To the study's authors--paleontologist Adolf Seilacher of Yale University and the University of Tübingen, Germany, and sedimentologists Pradip Bose of Jadavpur University in Calcutta and Friedrich Pflüger of Yale--the ancient tracings come from wormlike animals, about the thickness of a drinking straw, that plowed through the sediment a few millimeters below the floor of a shallow sea. The creatures probably grazed on the decaying base of a thin mat of microbial life on the sea floor, says Pflüger, because the burrows follow the base of a thin veneer of darker sandstone that may be the remains of the mat.
Pflüger admits that distinguishing true trace fossils from sedimentary cracks, wrinkles, and ripples is a tricky business but says he is "85% confident" the features were left by an animal. He points out that the burrows are too irregular to be the type of cracks commonly found in such sediments and too sharply delineated to be wrinkles in the sediment surface.

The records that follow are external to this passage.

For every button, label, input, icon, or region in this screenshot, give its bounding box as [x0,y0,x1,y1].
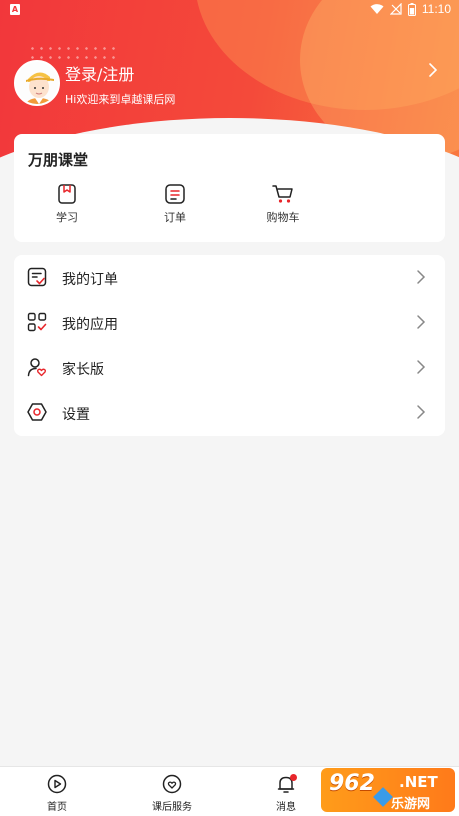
order-list-icon [165,184,185,204]
nav-item-home[interactable]: 首页 [22,773,92,813]
watermark-number: 962 [329,771,375,796]
quick-item-label: 购物车 [266,211,300,224]
menu-item-label: 我的应用 [62,317,118,333]
nav-item-messages[interactable]: 消息 [251,773,321,813]
book-icon [58,184,76,204]
cart-icon [272,185,293,203]
classroom-title: 万朋课堂 [28,151,89,169]
login-register-link[interactable]: 登录/注册 [65,61,134,85]
notification-badge: A [10,4,20,15]
menu-item-label: 设置 [62,407,90,423]
clock: 11:10 [421,2,451,16]
apps-grid-icon [27,312,47,332]
quick-item-label: 学习 [56,211,78,224]
menu-item-label: 我的订单 [62,272,118,288]
service-heart-icon [162,774,182,794]
menu-item-parent-version[interactable]: 家长版 [14,345,445,390]
watermark-text: 乐游网 [391,797,431,812]
welcome-subtitle: Hi欢迎来到卓越课后网 [65,93,176,106]
avatar[interactable] [14,60,60,106]
quick-item-cart[interactable]: 购物车 [253,182,313,225]
nav-item-label: 课后服务 [152,802,192,813]
battery-icon [407,2,416,16]
nav-item-label: 消息 [276,802,296,813]
menu-card: 我的订单 我的应用 家长版 设置 [14,255,445,436]
hexagon-settings-icon [27,403,47,421]
watermark-cube-icon [373,787,393,807]
classroom-card: 万朋课堂 学习 订单 购物车 [14,134,445,242]
parent-heart-icon [27,358,47,377]
nav-item-label: 首页 [47,802,67,813]
status-bar: A 11:10 [0,0,459,20]
site-watermark: 962 .NET 乐游网 [321,768,455,812]
chevron-right-icon [417,405,426,419]
chevron-right-icon[interactable] [428,62,438,78]
home-play-icon [47,774,67,794]
chevron-right-icon [417,315,426,329]
nav-item-after-school-service[interactable]: 课后服务 [137,773,207,813]
chevron-right-icon [417,270,426,284]
unread-badge-dot [290,774,297,781]
menu-item-label: 家长版 [62,362,104,378]
chevron-right-icon [417,360,426,374]
menu-item-my-apps[interactable]: 我的应用 [14,300,445,345]
quick-item-label: 订单 [164,211,186,224]
no-signal-icon [389,3,402,15]
quick-item-study[interactable]: 学习 [37,182,97,225]
menu-item-settings[interactable]: 设置 [14,390,445,435]
watermark-domain: .NET [399,773,438,791]
menu-item-my-orders[interactable]: 我的订单 [14,255,445,300]
order-check-icon [27,267,47,287]
wifi-icon [370,4,384,14]
quick-item-orders[interactable]: 订单 [145,182,205,225]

The grooves have different widths, but the width is constant for any particular trace, unlike a crack. "If they were 700 million years old," says Pflüger, "there would be no reaction [challenging] the paper." But given the antiquity of the finding, "there will be people contesting it."
Indeed there are. "This is not the smoking gun," says paleontologist and early life expert Bruce Runnegar of the University of California, Los Angeles. "It is almost impossible to tell trace fossils from tubular body fossils [of large algae] when they are poorly preserved, as these are. I'd say the jury is out." And paleontologist Andrew Knoll of Harvard University wonders why there would be such a gigantic gap in the fossil record. "If you see centimeter-scale, [complex] organisms and then don't see them for 400 million years, you have a lot to explain," he says.